Archive for September, 2007
Origianlly published: September, 05 2007
While at a local wine merchant, I recently overheard an exasperated customer impatiently ask a wine steward “Which one is the best?” while the latter was telling him about the virtues and characters of several pinot noirs on the shelf.
I immediately tensed up and developed that twitch in my right eye, resisting the urge to intercede. The steward was polite and helpful, but the customer was just lost. I recognize that some people just don’t have the time and desire to make wine a study. I also acknowledge that ‘the best’ types of ratings are useful in many walks of life: car safety, on-time departure for airlines, cleanliness in restaurants and hotels or vehicle performance reliability.
Not everything should be a contest, though. If you make wine a contest, then it becomes a pointless pursuit and looses any soul or character. It becomes an accessory, an ornament, a trophy girlfriend or a snazzy piece of ‘bling’. You would not want someone telling you who is the best life partner for you, the best position to sleep in, the best way to be kissed or what flavor ice cream tastes best to you. However, most major wine publications “score” wines based on tater’s preference or subjective impressions of “quality”. This still boils down to the same thing: personal opinion. There are no standards of quality in such a system. Yet many wine lovers, follow such ratings.
Admittedly, wine knowledge is not second nature to most people and it may even seem daunting. But it is not an insurmountable task. Certainly, the fundamentals needed to help one navigate the wine list at a restaurant or the shelves of a wine store are far less complicated that what I had to learn in medical school and I’m no genius, either.
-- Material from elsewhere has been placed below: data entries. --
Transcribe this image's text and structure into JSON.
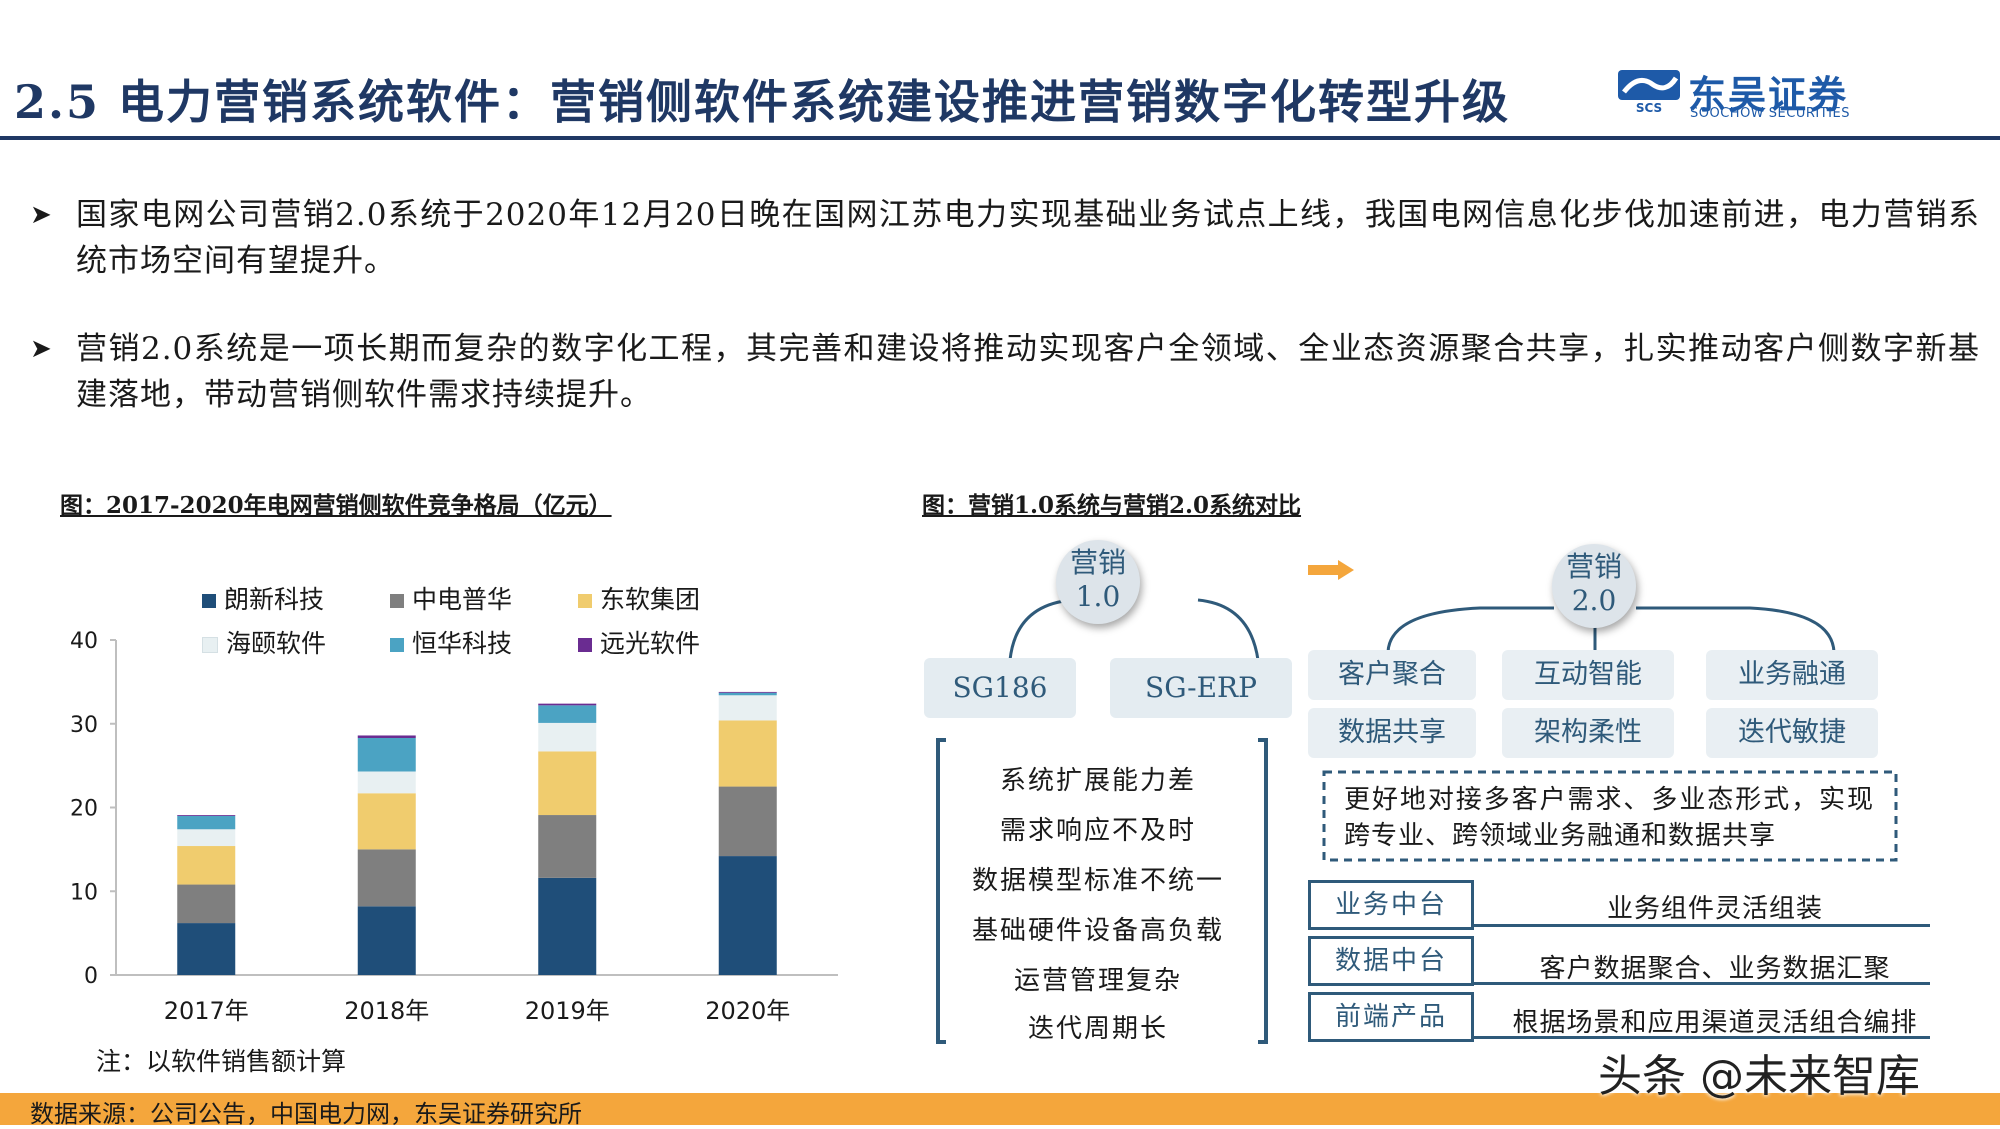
{
  "header": {
    "title": "2.5 电力营销系统软件：营销侧软件系统建设推进营销数字化转型升级",
    "logo_name": "东吴证券",
    "logo_en": "SOOCHOW SECURITIES",
    "logo_mark_text": "SCS",
    "brand_color": "#1f3864"
  },
  "bullets": [
    {
      "icon": "arrow-bullet-icon",
      "text": "国家电网公司营销2.0系统于2020年12月20日晚在国网江苏电力实现基础业务试点上线，我国电网信息化步伐加速前进，电力营销系统市场空间有望提升。"
    },
    {
      "icon": "arrow-bullet-icon",
      "text": "营销2.0系统是一项长期而复杂的数字化工程，其完善和建设将推动实现客户全领域、全业态资源聚合共享，扎实推动客户侧数字新基建落地，带动营销侧软件需求持续提升。"
    }
  ],
  "left_caption": "图：2017-2020年电网营销侧软件竞争格局（亿元）",
  "right_caption": "图：营销1.0系统与营销2.0系统对比",
  "chart_note": "注：以软件销售额计算",
  "chart_data": {
    "type": "bar",
    "stacked": true,
    "categories": [
      "2017年",
      "2018年",
      "2019年",
      "2020年"
    ],
    "series": [
      {
        "name": "朗新科技",
        "color": "#1f4e79",
        "values": [
          6.2,
          8.2,
          11.6,
          14.2
        ]
      },
      {
        "name": "中电普华",
        "color": "#7f7f7f",
        "values": [
          4.6,
          6.8,
          7.5,
          8.3
        ]
      },
      {
        "name": "东软集团",
        "color": "#f0cc6e",
        "values": [
          4.6,
          6.7,
          7.6,
          7.9
        ]
      },
      {
        "name": "海颐软件",
        "color": "#e8f0f2",
        "values": [
          2.0,
          2.6,
          3.4,
          3.0
        ]
      },
      {
        "name": "恒华科技",
        "color": "#4ba3c3",
        "values": [
          1.6,
          4.0,
          2.1,
          0.3
        ]
      },
      {
        "name": "远光软件",
        "color": "#6a2c91",
        "values": [
          0.1,
          0.3,
          0.2,
          0.1
        ]
      }
    ],
    "yticks": [
      0,
      10,
      20,
      30,
      40
    ],
    "ylim": [
      0,
      40
    ],
    "grid": false,
    "legend_position": "top"
  },
  "diagram": {
    "v1": {
      "circle_line1": "营销",
      "circle_line2": "1.0",
      "systems": [
        "SG186",
        "SG-ERP"
      ],
      "problems": [
        "系统扩展能力差",
        "需求响应不及时",
        "数据模型标准不统一",
        "基础硬件设备高负载",
        "运营管理复杂",
        "迭代周期长"
      ]
    },
    "v2": {
      "circle_line1": "营销",
      "circle_line2": "2.0",
      "features": [
        "客户聚合",
        "互动智能",
        "业务融通",
        "数据共享",
        "架构柔性",
        "迭代敏捷"
      ],
      "summary": "更好地对接多客户需求、多业态形式，实现跨专业、跨领域业务融通和数据共享",
      "rows": [
        {
          "label": "业务中台",
          "desc": "业务组件灵活组装"
        },
        {
          "label": "数据中台",
          "desc": "客户数据聚合、业务数据汇聚"
        },
        {
          "label": "前端产品",
          "desc": "根据场景和应用渠道灵活组合编排"
        }
      ]
    },
    "arrow_color": "#f4a63c",
    "accent_color": "#2f5a7a"
  },
  "footer": {
    "source": "数据来源：公司公告，中国电力网，东吴证券研究所",
    "watermark": "头条 @未来智库",
    "bar_color": "#f4a63c"
  }
}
At the core of all this is my heart-felt belief that we tend to appreciate more the things we have worked for and choices we make and their consequences are much more meaningful when we give the issue some thought. If you apply some rudimentary wine knowledge to the wine selection you are about to make, you will learn a lot. Even if the wine is not what you expected. If the wine meets or surpasses your preconceptions, you will have the satisfaction of having made a good decision. In either scenario, you will no doubt pay more attention to what you are drinking. You might think more about what you are smelling and tasting. Questions about the wine, grape or region may come to mind and you might even be spurred to do some additional web browsing.
I sincerely hope that one of the first resources you will turn to will be redwinebuzz.com. This site was founded not only to tell people about central coast wines but to use those wines as springboards for learning about aspects relevant to the wine at hand. Soon we will open a discussion forum where our readers and subscribers will be able to share their experiences. redwinebuzz.com will serve as community of wine education. We want to give you the tools so that you will not need someone else to tell you what “the best” is. I will never tell you what “the best” is, but I will tell you about my experience of the wine (and sneak in some other information that might be helpful). In the process, I hope you will gain an understanding of what are the standards of quality in wine and that these are separate and distinct from any notions of “the best”. redwinebuzz.com will provide the gentle guiding hand and the resources to help you learn. The process will broaden and educate your palate. this will give you and us a common language. When I describe a wine, you will be able to get a better, objective idea of the wine. Based on what you know are your preferences, you will decide if you want to buy the wine or not.
Armed with some basic knowledge of wine and yourself, you will be able to know what “the best” is … for you.